Robert E. Simons received the B.S. degree in mechanical engineering from Widener University, Chester, PA, and the M.S. degree in operations research and applied science from Union College, Schenectady, NY. He has been engaged in the development of cooling technologies for electronic equipment for more than 30 years. Prior to retiring from IBM in 1993, he was a key participant in the thermal design and development of cooling technologies for the IBM 3033, 3081, and 3090 processors, as well as the development of direct liquid immersion cooling techniques. He now has 42 issued patents and has published over 50 papers, book chapters, and articles related to cooling electronic packages and systems. He is currently an Associate Editor for Electronics Cooling Magazine. In the past several years he has conducted many lectures and seminars around the world on cooling electronic equipment. Mr. Simons recieved the IBM Outstanding Innovation Award and the Corporate Award [for inventing the cooling scheme for the IBM thermal conduction module (TCM)], ten IBM Invention Achievement Awards for his patents and invention publications, and the Semi-Therm Outstanding Contributor Award in 1995. While at IBM, he was elected a Member of the IBM Academy of Technology. He has been an active participant and organizer of SEMI-THERM Symposia for 18 years serving in the capacities of Session, Program, and General Chairman. He has served a number of times as a Guest Editor of the IEEE TRANSACTIONS ON COMPONENTS AND PACKAGING TECHNOLOGIES. He is also a Past Chairman of the ASME Heat Transfer Division K-16 Committee on Heat Transfer in Electronic Equipment.

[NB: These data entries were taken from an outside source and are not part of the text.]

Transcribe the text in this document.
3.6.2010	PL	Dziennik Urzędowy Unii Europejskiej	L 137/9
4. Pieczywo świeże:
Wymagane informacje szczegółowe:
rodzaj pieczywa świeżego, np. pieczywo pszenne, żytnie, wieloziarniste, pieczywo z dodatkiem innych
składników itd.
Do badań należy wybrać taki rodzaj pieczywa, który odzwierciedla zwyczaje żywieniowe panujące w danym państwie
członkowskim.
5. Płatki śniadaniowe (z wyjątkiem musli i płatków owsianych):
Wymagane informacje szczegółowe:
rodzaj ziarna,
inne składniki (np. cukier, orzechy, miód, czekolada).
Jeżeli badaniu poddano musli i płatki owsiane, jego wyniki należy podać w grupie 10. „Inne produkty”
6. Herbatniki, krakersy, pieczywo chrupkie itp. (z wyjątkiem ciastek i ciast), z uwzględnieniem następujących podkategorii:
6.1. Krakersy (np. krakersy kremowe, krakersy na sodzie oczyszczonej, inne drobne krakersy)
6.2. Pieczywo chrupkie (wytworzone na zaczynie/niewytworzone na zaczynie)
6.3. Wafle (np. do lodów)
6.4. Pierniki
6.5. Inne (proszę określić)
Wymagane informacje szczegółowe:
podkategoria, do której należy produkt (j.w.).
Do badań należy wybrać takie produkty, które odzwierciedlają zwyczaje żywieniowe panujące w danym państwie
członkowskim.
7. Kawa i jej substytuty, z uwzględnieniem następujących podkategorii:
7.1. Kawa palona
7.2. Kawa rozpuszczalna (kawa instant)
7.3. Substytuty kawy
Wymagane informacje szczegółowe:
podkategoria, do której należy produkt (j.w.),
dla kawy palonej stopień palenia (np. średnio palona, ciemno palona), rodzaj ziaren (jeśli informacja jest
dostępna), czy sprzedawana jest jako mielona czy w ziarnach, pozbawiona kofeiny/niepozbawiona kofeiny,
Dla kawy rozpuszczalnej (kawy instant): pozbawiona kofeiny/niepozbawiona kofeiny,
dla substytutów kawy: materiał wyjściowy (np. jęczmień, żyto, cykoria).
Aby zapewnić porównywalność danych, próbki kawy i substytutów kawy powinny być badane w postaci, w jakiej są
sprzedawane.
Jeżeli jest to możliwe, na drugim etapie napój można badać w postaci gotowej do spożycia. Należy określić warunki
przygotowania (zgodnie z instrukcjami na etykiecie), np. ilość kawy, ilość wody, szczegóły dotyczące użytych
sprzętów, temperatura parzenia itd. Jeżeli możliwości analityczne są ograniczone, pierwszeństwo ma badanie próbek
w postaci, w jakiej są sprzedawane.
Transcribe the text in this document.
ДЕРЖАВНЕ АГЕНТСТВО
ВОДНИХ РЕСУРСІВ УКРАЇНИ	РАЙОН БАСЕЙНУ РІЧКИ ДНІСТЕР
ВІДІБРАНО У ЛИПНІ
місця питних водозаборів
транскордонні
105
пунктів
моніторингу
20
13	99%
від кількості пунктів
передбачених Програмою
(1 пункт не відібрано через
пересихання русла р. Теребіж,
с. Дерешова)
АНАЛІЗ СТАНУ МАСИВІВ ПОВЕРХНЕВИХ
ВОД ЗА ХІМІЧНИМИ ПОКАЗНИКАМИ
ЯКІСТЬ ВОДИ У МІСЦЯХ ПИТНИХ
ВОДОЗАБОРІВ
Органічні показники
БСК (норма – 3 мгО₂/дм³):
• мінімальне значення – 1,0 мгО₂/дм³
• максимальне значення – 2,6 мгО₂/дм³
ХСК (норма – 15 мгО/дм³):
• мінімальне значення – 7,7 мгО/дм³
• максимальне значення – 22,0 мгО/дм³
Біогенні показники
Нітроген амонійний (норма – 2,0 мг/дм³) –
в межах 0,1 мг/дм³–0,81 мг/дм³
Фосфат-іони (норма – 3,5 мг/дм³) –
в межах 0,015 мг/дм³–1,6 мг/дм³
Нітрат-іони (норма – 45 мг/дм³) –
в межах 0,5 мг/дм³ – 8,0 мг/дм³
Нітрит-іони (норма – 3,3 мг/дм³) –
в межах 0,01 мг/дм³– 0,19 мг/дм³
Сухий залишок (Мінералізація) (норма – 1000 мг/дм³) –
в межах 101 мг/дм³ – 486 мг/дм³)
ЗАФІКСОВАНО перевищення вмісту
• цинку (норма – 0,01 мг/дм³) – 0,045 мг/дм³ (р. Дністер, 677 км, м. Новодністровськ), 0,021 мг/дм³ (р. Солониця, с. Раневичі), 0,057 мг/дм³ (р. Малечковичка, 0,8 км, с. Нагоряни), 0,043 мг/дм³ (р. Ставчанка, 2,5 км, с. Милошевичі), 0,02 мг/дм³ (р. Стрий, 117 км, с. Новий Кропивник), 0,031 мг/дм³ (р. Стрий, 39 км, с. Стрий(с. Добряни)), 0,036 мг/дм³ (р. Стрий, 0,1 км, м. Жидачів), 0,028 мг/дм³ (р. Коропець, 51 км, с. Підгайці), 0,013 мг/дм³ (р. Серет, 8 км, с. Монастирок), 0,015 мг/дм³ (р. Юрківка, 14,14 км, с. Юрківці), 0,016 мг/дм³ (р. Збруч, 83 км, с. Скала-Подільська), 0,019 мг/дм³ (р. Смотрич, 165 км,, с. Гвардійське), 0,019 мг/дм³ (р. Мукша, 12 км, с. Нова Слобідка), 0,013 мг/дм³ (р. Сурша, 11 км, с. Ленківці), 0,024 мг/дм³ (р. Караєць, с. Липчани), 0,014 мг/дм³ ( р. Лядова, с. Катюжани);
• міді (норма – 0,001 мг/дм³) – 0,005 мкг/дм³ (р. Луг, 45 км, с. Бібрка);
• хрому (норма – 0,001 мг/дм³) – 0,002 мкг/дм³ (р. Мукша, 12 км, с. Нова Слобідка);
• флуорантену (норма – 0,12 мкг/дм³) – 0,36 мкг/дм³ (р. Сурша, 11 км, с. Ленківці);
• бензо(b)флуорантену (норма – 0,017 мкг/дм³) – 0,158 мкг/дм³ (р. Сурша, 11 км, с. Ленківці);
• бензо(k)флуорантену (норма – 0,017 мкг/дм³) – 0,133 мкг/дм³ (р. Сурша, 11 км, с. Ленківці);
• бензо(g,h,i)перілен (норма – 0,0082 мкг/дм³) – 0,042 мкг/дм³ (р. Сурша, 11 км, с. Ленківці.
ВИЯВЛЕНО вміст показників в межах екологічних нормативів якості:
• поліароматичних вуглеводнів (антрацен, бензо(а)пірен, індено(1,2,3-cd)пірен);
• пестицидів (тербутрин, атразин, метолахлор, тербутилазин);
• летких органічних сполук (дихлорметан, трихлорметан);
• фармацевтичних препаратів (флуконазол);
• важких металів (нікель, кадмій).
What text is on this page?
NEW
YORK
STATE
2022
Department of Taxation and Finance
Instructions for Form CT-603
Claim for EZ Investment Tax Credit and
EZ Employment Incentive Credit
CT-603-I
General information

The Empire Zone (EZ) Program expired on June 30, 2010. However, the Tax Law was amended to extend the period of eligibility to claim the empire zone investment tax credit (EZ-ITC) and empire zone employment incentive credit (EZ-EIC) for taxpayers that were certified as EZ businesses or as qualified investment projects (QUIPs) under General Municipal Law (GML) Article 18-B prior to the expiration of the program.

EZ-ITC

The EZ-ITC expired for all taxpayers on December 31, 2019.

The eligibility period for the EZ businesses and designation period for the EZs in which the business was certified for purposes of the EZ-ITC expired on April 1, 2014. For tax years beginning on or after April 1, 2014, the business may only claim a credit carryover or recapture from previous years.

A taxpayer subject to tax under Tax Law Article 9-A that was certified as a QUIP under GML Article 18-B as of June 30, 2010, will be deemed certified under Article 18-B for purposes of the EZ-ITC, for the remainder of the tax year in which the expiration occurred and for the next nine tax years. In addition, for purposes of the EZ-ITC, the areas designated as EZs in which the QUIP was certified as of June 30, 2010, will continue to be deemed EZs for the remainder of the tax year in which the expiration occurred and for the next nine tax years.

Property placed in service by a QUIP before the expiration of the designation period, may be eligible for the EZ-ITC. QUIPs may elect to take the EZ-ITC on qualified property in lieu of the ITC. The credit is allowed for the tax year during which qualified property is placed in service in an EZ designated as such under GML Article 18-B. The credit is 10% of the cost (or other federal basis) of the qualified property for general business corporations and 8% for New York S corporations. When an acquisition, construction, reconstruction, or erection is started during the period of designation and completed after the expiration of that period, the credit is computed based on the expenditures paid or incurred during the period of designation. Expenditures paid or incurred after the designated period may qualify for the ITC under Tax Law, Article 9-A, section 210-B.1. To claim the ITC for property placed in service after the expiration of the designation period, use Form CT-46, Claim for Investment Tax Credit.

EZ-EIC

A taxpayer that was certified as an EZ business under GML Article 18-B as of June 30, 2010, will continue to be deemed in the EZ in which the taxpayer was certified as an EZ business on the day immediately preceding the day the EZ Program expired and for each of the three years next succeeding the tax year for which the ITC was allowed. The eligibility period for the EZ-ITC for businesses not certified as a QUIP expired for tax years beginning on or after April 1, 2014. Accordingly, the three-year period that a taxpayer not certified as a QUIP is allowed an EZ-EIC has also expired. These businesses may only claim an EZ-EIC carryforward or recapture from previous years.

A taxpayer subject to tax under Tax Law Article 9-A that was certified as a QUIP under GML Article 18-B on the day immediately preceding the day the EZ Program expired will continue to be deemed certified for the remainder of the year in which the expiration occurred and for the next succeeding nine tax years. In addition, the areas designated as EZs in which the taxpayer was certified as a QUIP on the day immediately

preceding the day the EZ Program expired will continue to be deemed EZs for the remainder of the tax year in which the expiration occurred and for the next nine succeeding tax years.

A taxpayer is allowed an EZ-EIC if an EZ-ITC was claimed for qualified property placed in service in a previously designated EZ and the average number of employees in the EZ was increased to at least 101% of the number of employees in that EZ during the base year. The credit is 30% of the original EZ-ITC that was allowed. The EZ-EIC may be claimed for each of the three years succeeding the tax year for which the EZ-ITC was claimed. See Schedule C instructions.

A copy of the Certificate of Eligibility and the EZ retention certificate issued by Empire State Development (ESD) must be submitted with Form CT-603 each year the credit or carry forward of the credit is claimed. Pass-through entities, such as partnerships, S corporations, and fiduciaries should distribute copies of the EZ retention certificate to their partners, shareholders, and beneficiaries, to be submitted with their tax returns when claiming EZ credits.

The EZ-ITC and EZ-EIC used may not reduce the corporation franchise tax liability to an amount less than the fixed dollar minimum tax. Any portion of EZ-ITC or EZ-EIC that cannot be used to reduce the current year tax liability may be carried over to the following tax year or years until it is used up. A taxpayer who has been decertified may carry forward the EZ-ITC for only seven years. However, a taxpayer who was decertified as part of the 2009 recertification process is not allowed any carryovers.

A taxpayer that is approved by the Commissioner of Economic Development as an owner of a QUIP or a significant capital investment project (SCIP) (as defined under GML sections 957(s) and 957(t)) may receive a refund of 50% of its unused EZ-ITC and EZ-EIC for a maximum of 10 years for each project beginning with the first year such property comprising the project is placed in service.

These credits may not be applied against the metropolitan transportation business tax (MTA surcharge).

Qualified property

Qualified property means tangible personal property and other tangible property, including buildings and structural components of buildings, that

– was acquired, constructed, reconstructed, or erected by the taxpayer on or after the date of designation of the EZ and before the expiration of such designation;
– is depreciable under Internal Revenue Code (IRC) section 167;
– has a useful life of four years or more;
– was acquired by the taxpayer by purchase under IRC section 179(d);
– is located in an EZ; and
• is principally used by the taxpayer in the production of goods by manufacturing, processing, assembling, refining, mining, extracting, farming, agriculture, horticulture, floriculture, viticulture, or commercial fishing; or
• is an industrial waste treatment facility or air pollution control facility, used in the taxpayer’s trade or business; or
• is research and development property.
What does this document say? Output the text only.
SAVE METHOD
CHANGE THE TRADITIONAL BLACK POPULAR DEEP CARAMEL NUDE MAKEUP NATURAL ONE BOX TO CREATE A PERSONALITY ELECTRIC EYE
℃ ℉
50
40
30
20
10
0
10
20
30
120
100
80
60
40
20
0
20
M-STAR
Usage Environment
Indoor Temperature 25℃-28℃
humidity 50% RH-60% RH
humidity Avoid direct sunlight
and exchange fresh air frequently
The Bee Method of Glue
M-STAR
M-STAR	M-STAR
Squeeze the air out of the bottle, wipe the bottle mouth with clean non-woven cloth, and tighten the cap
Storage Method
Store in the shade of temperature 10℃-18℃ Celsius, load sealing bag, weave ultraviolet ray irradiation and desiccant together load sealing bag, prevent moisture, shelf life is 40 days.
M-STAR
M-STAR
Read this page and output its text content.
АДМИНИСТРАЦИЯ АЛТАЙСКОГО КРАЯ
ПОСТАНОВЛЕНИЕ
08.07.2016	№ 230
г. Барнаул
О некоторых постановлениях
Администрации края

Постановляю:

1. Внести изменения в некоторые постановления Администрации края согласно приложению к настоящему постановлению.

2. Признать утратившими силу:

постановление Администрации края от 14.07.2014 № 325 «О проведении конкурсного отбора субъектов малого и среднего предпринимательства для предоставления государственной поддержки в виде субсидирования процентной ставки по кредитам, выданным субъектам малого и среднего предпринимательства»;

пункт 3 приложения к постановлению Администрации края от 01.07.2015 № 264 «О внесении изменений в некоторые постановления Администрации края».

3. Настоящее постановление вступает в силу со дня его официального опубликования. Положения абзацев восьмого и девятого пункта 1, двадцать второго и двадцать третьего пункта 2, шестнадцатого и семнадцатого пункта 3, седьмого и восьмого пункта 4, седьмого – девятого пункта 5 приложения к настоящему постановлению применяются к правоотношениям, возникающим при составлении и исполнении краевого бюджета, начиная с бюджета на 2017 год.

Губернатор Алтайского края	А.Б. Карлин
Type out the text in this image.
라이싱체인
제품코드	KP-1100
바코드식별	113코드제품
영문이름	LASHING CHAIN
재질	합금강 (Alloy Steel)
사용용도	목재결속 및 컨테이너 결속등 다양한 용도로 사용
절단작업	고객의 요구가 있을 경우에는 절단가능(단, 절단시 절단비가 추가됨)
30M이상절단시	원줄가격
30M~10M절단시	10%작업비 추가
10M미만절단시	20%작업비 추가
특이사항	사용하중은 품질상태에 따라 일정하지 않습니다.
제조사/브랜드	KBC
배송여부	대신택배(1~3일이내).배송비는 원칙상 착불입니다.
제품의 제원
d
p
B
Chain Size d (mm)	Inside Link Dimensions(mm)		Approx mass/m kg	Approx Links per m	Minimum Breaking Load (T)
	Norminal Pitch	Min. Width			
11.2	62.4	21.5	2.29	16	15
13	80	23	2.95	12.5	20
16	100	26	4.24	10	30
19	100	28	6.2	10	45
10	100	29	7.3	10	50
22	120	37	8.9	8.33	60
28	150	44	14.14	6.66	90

James Wilson received the B.S.M.E. degree from Texas Tech University, Lubbock, in 1984, the M.S.M.E. degree from Stanford University, Stanford, CA, in 1985, and the Ph.D. degree from Southern Methodist University, Dallas, TX, in 1997. He is Principal Mechanical Engineer with Raytheon Electronic Systems and has 17 years experience in electronics cooling. He has spent the last 12 years emphasizing thermal design and analysis of microwave systems ranging from individual microwave components to airborne radars to large space based radar antennas. He has authored and presented over 15 papers related to electronics cooling. Dr. Wilson was the Program Chair for the Semi-Therm XVII Conference.